Protection de l’enfance

image_pdfimage_print

La protection de l’enfance repose sur un triptyque composé du service départemental d’Aide Sociale à l’Enfance (ASE), de l’autorité judiciaire et du Secteur Associatif Habilité (SAH).

Les mesures de protection de l’enfance relèvent de deux ordres :

  1. La protection administrative, exercée par les services du Département en accord avec les familles (mesures de soutien socio-éducatif mises en œuvre par des associations) ;
  2. La protection judiciaire résultant des décisions prises par le juge des enfants et exécutées par l’ASE ou directement confiées par le juge des enfants à des opérateurs financés par le conseil départemental.

Les progiciels utilisés, tant par le Département que par le ministère de la justice ne permettent pas, soit pour des raisons de conception, soit parce qu’ils sont sous utilisés, un pilotage complet de la politique publique de l’enfance ni de même de fournir une information sur la disponibilité des places ou sur les délais précédant la mise en œuvre effective des mesures ordonnées. Il n’existe pas de données consolidées permettant de connaître les délais allant du fait générateur justifiant la saisine du juge des enfants à la clôture de la mesure qu’il a ordonné:

  1. Les Mesures Judiciaires d’Investigation Educative (MJIE) ont pour objet de recueillir des éléments sur la personnalité du mineur ainsi que sur sa situation familiale et sociale, et d’analyser les difficultés qu’il rencontre afin de  permettre au magistrat de vérifier si les conditions d’une intervention judiciaire sont réunies et de donner un avis sur les mesures les plus appropriées;
  2. Les mesures d’Action Educative en Milieu Ouvert (AEMO) qui permettent de protéger les enfants dont la santé, la sécurité, la moralité sont en danger, ou dont les conditions d’éducation sont gravement compromises en interposant des professionnels de l’enfance dans le cadre familial;
  3. Les Mesures d’Aide à la Gestion du Budget Familial (MAGBF);
  4. Les mesures de placement d’un enfant est une mesure exceptionnelle de protection qui retire un mineur de son milieu familial lorsque le maintien dans le milieu familial ne permet pas de garantir sa santé (absence de soins médicaux), sa sécurité ou sa moralité, ou si les conditions de son éducation ou de son développement physique, affectif, intellectuel et social sont gravement compromises.

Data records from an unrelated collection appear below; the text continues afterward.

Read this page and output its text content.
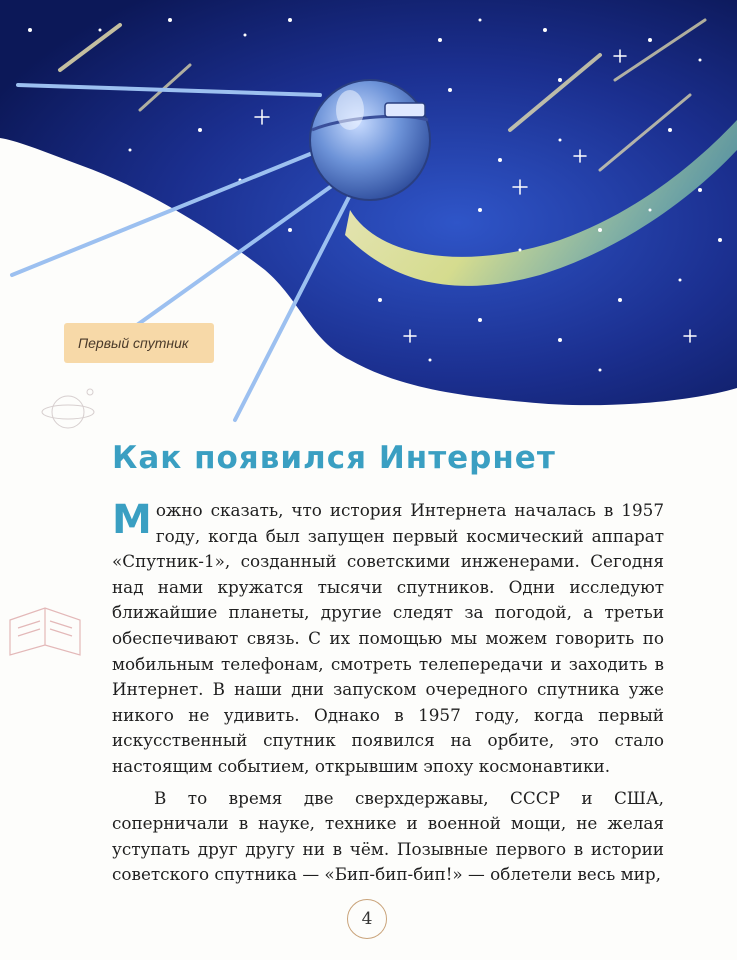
Первый спутник
Как появился Интернет

Можно сказать, что история Интернета началась в 1957 году, когда был запущен первый космический аппарат «Спутник-1», созданный советскими инженерами. Сегодня над нами кружатся тысячи спутников. Одни исследуют ближайшие планеты, другие следят за погодой, а третьи обеспечивают связь. С их помощью мы можем говорить по мобильным телефонам, смотреть телепередачи и заходить в Интернет. В наши дни запуском очередного спутника уже никого не удивить. Однако в 1957 году, когда первый искусственный спутник появился на орбите, это стало настоящим событием, открывшим эпоху космонавтики.

В то время две сверхдержавы, СССР и США, соперничали в науке, технике и военной мощи, не желая уступать друг другу ни в чём. Позывные первого в истории советского спутника — «Бип-бип-бип!» — облетели весь мир,

4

Le juge des enfants est généralement saisi par :

  1. le procureur de la République;
  2. les parents (ensemble ou non);
  3. la personne ou de l’institution à qui l’enfant avait été confié provisoirement par l’ASE;
  4. l’enfant.

Le rapport “Délais d’exécution des décisions de justice en matière de protection de l’enfance” constate une saturation systémique des dispositifs d’accueil, avec notamment des structures d’accueil d’urgence régulièrement occupées plusieurs mois par des enfants qui devraient être accueillis dans d’autres établissements ou en accueil familial. Par ailleurs, le temps consacré par les équipes de l’aide sociale à l’enfance à trouver des places adaptées est pris au détriment de la coordination et du pilotage de l’ensemble du dispositif de protection de l’enfance et de l’accompagnement des familles pour préparer le retour de l’enfant à son domicile.

Le rapport préconise notamment la mise en place d’outils permettant de connaître en temps réel les places disponibles dans les différentes structures d’accueil et les capacités disponibles ou les délais d’attente dans les services d’assistance éducative.